There seems to be some confusion here, so let me clear things up.

(1) This person was not a masculine woman or a FTM.

(2) She had gone to considerable lengths with her hair and make-up to look conventionally feminine. She was wearing girls' jeans and female jacket.

(3) I wasn't judging her per se I was just very surprised that after going to all the above trouble to pass as a teenage girl she then did her utmost to prove that she wasn't a genetic girl.  Her manner and body language was so masculine that I supposed that her true intention was to draw as much attention to herself as possible.  I thought that she must be either an exhibitionist or a 'sissy'.

(4) A 'sissy' in the sense that I meant it can be described as subscribing to some or all of the following characteristics, beliefs, attitudes etc.

A sissy often seeks what they call a 'mistress'.  This is a genetic woman who agrees to treat them like a 'gurl'(their words) and who will give them 'sissy assigments' to do either in private or in public.  For example, a mistress might send her sissy out to buy tampons while wearing ultra feminine clothes.  Or a sissy might be sent by her mistress to a lingerie store and told to ask the assistants there if she can try the items on.  Sissies like to be beaten and put into chastity by their mistress. As sissies are very into Fem-Dom and public humiliation, and this girl did everything possible to draw attention to herself I concluded that her 'mistress' had given her an assignment to 'go out en femme wearing full make-up in the middle of the day and make sure everyone who sees you knows that that you are really a boy' that is how I understood the situation.   
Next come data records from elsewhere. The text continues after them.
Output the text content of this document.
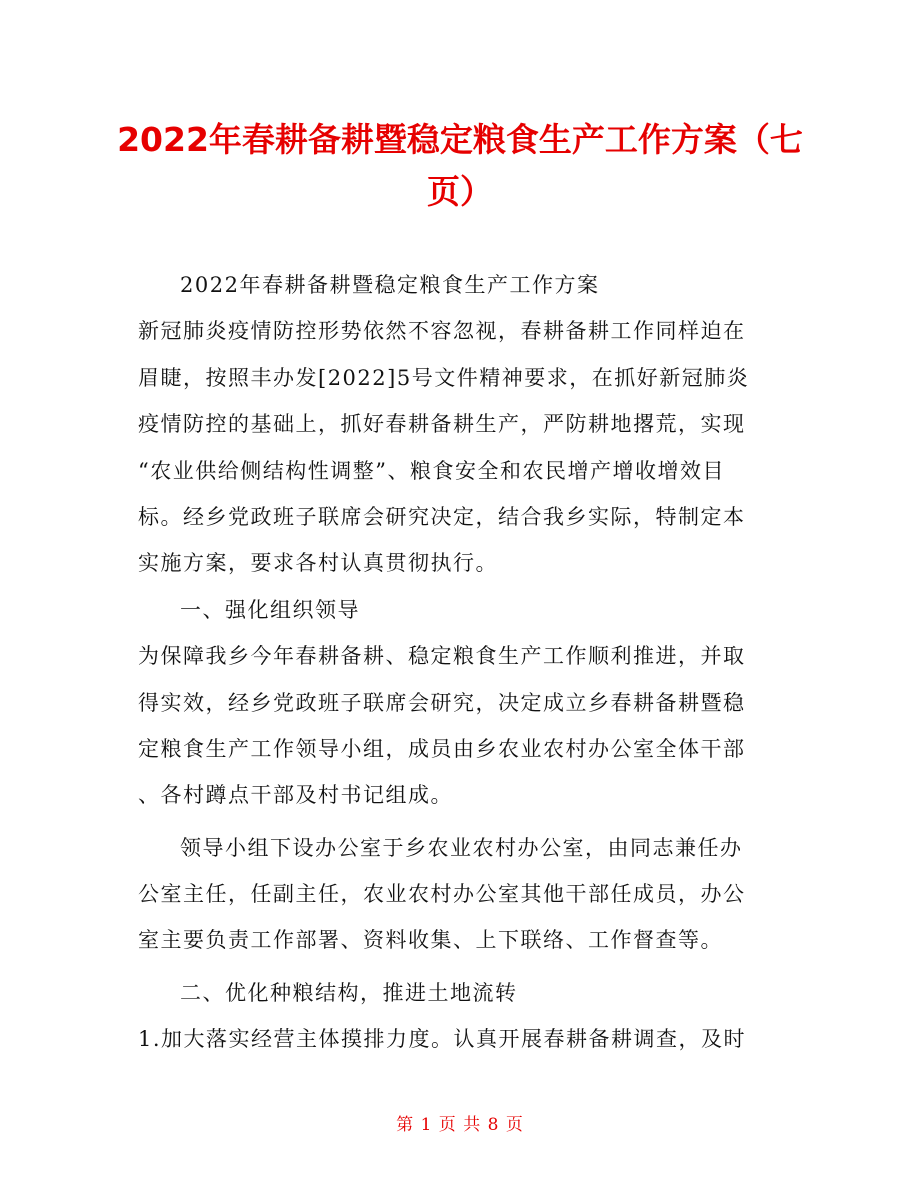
2022年春耕备耕暨稳定粮食生产工作方案（七
页）
2022年春耕备耕暨稳定粮食生产工作方案
新冠肺炎疫情防控形势依然不容忽视，春耕备耕工作同样迫在
眉睫，按照丰办发[2022]5号文件精神要求，在抓好新冠肺炎
疫情防控的基础上，抓好春耕备耕生产，严防耕地撂荒，实现
“农业供给侧结构性调整”、粮食安全和农民增产增收增效目
标。经乡党政班子联席会研究决定，结合我乡实际，特制定本
实施方案，要求各村认真贯彻执行。
一、强化组织领导
为保障我乡今年春耕备耕、稳定粮食生产工作顺利推进，并取
得实效，经乡党政班子联席会研究，决定成立乡春耕备耕暨稳
定粮食生产工作领导小组，成员由乡农业农村办公室全体干部
、各村蹲点干部及村书记组成。
领导小组下设办公室于乡农业农村办公室，由同志兼任办
公室主任，任副主任，农业农村办公室其他干部任成员，办公
室主要负责工作部署、资料收集、上下联络、工作督查等。
二、优化种粮结构，推进土地流转
1.加大落实经营主体摸排力度。认真开展春耕备耕调查，及时
第 1 页 共 8 页
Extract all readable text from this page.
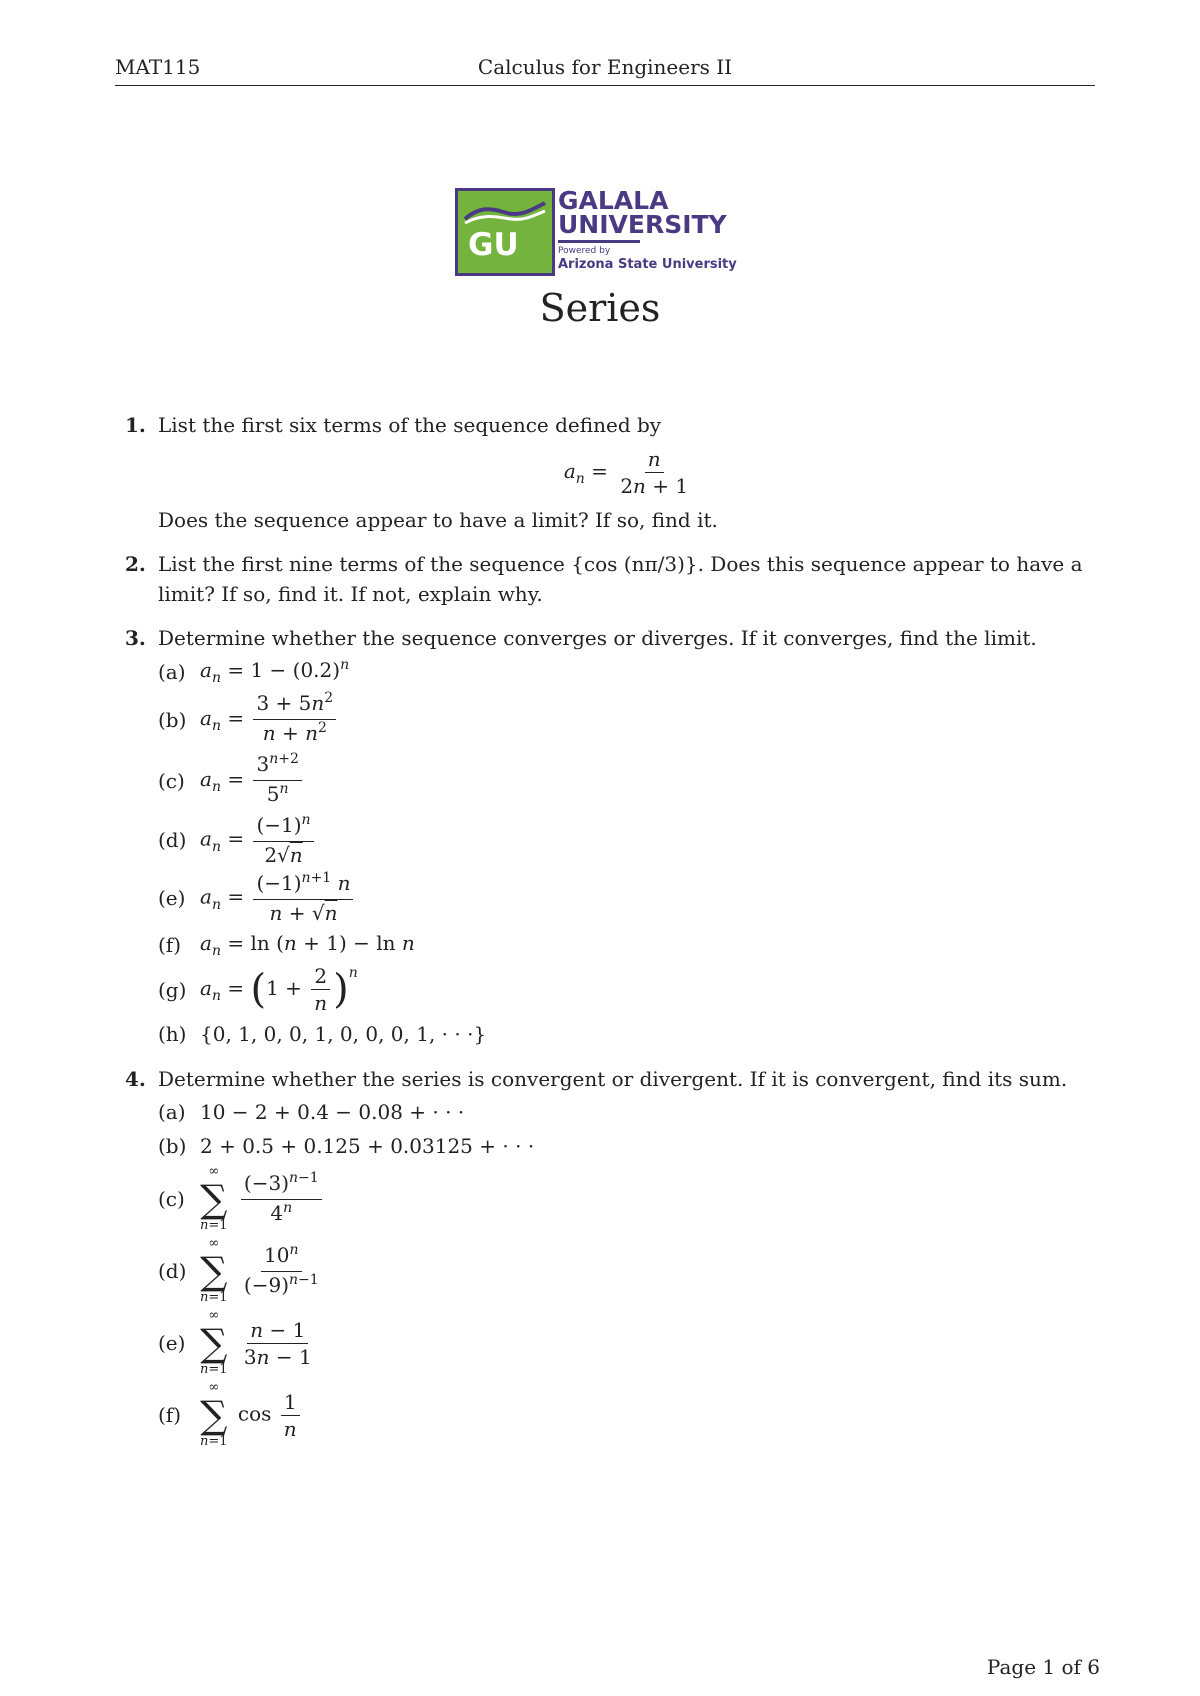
MAT115	Calculus for Engineers II
GU
GALALA
UNIVERSITY
Powered by
Arizona State University
Series
1. List the first six terms of the sequence defined by

an = $\frac{n}{2n + 1}$

Does the sequence appear to have a limit? If so, find it.

2. List the first nine terms of the sequence {cos (nπ/3)}. Does this sequence appear to have a limit? If so, find it. If not, explain why.

3. Determine whether the sequence converges or diverges. If it converges, find the limit.

(a) an = 1 − (0.2)n
(b) an = $\frac{3 + 5n2}{n + n2}$
(c) an = $\frac{3n+2}{5n}$
(d) an = $\frac{(-1)n}{2√n}$
(e) an = $\frac{(-1)n+1 n}{n + √n}$
(f) an = ln (n + 1) − ln n
(g) an = $(1 + \frac{2}{n} )n$
(h) {0, 1, 0, 0, 1, 0, 0, 0, 1, · · ·}
4. Determine whether the series is convergent or divergent. If it is convergent, find its sum.

(a) 10 − 2 + 0.4 − 0.08 + · · ·
(b) 2 + 0.5 + 0.125 + 0.03125 + · · ·
(c)
∞
∑
n=1
$\frac{(-3)n-1}{4n}$
(d)
∞
∑
n=1
$\frac{10n}{(-9)n-1}$
(e)
∞
∑
n=1
$\frac{n - 1}{3n - 1}$
(f)
∞
∑
n=1
$\cos \frac{1}{n}$
Page 1 of 6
I was not trying to cause offence I just cannot understand anyone trying so hard to pass as a girl then deliberately doing everything possible to undermine that.  And no this wasn't a case of someone behaving unconsciously in a stereotypical male manner.  This woman knew exactly what she was doing.
I should have made it clear in my OP that this happened in the middle of the afternoon.  It did not happen at night, nor did it take place in New York, or LA, or Miami.  This incident happened in broad-daylight in a provincial, fairly conservative British city.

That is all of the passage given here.